Zedex also has a 75 per cent interest in the Tien Thuan (Tiger Mountain) gold project in Vietnam, 50 kilometres west of the port of Quy Nhon. The area was extensively mapped and sampled by the Geological Survey of Vietnam in the 1990s, and that work is being validated and extended through detailed geological, geochemical and geophysical surveys. The real excitement, however, will come when drilling takes place at depth below the outcropping shoots. This project consolidates the position of Olympus Pacific as a first mover in the country, as it commissioned the first two gold mines – Bong Mieu and Phuoc Son – built there since the 1940s. Bong Mieu was first into production and its throughput is now being supplemented by high grade ore transported from Phuoc Son. The combination should ensure production of 40,000 ounces gold in 2010, but by that time a new and more sophisticated plant will have been constructed at Phuoc Son which should double production by 2011. 

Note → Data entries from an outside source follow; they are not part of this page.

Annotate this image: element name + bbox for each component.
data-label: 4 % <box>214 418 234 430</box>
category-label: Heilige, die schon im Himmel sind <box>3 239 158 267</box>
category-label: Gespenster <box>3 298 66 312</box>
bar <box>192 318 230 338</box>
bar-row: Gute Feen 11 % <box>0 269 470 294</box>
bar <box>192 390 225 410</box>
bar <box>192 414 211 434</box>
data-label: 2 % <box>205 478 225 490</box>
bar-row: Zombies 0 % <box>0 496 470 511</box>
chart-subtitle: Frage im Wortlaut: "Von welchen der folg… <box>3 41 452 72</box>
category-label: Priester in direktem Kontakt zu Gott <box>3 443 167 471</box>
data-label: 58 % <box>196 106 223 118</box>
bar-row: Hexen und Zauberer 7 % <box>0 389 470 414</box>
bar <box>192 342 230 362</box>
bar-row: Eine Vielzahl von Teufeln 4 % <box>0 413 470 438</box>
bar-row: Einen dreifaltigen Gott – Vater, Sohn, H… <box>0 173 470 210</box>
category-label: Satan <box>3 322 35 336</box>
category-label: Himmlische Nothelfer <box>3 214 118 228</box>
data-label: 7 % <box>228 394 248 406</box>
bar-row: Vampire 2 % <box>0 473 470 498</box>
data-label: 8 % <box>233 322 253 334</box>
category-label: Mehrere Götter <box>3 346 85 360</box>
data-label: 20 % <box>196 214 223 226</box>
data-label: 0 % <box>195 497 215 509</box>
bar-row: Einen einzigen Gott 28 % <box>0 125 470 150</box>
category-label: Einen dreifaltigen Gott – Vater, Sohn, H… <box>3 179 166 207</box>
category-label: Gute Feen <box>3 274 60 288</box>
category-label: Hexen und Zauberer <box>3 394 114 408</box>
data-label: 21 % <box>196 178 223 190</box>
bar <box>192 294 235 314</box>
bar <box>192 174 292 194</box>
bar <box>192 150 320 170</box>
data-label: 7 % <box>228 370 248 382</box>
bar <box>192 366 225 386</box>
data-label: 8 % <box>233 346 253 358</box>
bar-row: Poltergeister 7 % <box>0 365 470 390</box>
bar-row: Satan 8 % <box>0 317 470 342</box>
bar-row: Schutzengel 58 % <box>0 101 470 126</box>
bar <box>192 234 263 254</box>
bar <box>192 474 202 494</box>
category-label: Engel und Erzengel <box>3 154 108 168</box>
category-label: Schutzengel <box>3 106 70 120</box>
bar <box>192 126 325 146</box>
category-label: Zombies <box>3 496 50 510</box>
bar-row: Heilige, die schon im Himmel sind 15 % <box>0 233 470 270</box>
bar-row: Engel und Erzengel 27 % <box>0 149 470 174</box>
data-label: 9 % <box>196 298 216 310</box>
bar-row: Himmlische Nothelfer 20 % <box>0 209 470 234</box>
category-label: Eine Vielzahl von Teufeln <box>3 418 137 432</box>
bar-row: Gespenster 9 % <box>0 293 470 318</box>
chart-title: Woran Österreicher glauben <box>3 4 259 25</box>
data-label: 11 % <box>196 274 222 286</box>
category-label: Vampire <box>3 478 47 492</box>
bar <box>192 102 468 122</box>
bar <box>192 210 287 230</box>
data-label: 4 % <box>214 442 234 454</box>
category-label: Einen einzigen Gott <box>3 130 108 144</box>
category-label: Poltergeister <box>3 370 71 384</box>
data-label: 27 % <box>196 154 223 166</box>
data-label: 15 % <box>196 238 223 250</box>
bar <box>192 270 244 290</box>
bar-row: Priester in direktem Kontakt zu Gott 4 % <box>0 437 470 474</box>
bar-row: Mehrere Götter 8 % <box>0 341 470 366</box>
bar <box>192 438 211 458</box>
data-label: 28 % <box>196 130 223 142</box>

The path to combined production in Vietnam and Malaysia of 300,000 ounces per year in 2014 is an interesting one. In 2012, the first phase of Bau should come on stream at a rate of 30,000 ounces per year. Combined with improvements at Bong Mieu, that should take the total to 145,000 ounces. The following year production from Bau is expected to double and the contributions from both Bong Mieu and Phuoc Son will also improve, to give a target of 245,000 ounces. But the big push will come in 2014 when Bau and Phuoc Son are level pegging at 100,000 ounces, and Bong Mieu tops them with 105,000 ounces. 

A lot of water has to pass under the bridge before this is achieved, but it is worth noting that nothing is expected from Tien Thuan by then, and the ongoing acquisition of a 60 per cent interest in the Capcapo gold property in northern Philippines, which is being negotiated, gets barely a mention. Look at a map, however, and it is easy to see that the projects in three countries are very close in reality, forming a triangle enclosing the South China Sea. The only project the enlarged company will hold outside this triangle is the Enmore goldfield in New South Wales, where seven historic mine prospects have been partially investigated. 

So Tien Thuan and Enmore add weight to the portfolio of the new Olympus. Other acquisitions can be expected, though these will not be allowed to deter management from the central thrust of production. Nor should it be overlooked that Zedex has a two per cent gross over-riding royalty on production from Bong Mieu, and this will no longer apply in the new set-up. As far as investors are concerned, though, they can now be sure, even though the last “t” will only be crossed in January with the ASX listing, that they can trade in what is effectively the new Olympus on the Toronto  Exchange (OYM), and know they  are involved with a significant gold producer in South East Asia. And where better to be with the geopolitical axis of the world moving steadily in that direction?